For long-term storage, you can freeze them in refrigerators. Otherwise, you can air dry and wrap them in paper or plastic bags. This way, you can store them for up to one week.
Uses of Mint
This aromatic herb is easy to grow, and its multiple uses make it a valuable addition to any windowsill arrangement. By and large, mint has culinary and medical applications.
Mint is the staple of hot and cold beverages such as tea and mojitos. Sprigs of mint are used for a refreshing taste to juleps, lemonades, and iced water. Not just that, it also adds a minty flavor to ice cream and savory dishes.
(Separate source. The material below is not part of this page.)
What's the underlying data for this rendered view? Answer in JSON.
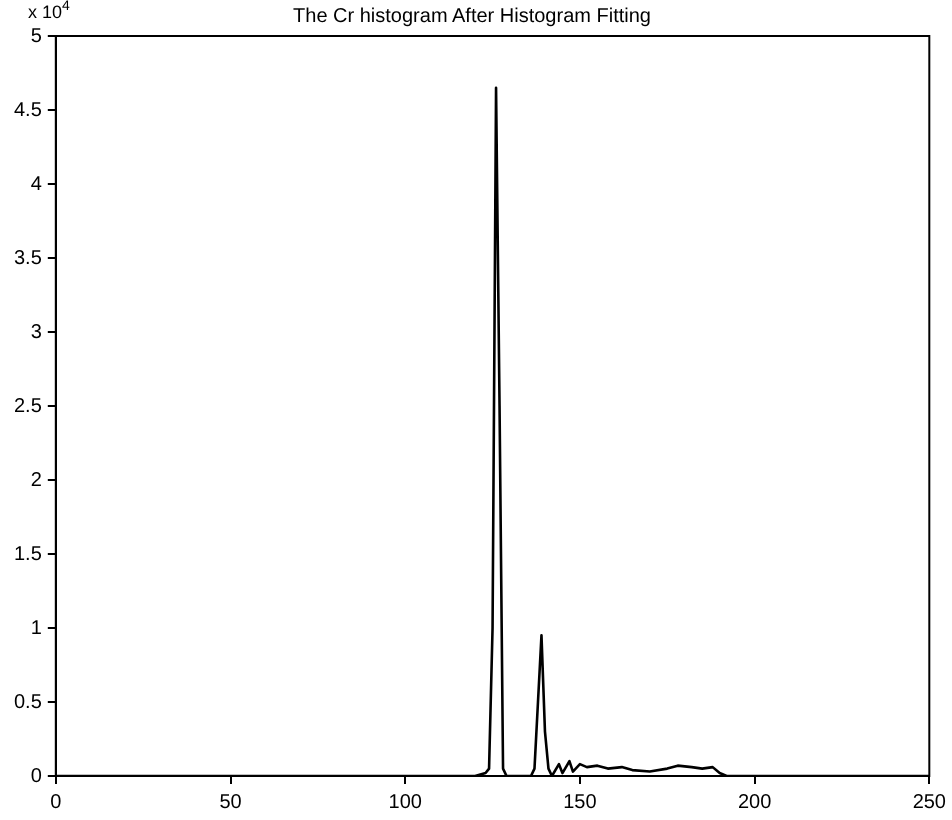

What’s more? Mint pairs well various fruit concoctions and is a part of grain salads too. Similarly, you can serve mint jelly with roasted meat, and it is also a significant constituent of tzatziki dips.
The antioxidants and anti-inflammatory constituents of mint give it healing properties. Throughout history, people have used mint as a phytomedicine to treat various ailments. For gastric discomfort, mint tea is a granny herbal cure.
Likewise, mint can serve as a cure for skin irritations. Chilled mint tea with a dash of lemon has soothing effects on your body and acts as a painkiller.
Growing mint indoors is fruitful and comfortable; it provides fresh and fragrant leaves to add to sauces and beverages. Exploring and growing different varieties of mint can add to your household benefits.
Moreover, you can involve your kids and keep them engaged in this healthy activity. Now, it’s time to make your very own refreshing beverages and mint-flavored ice creams next summer.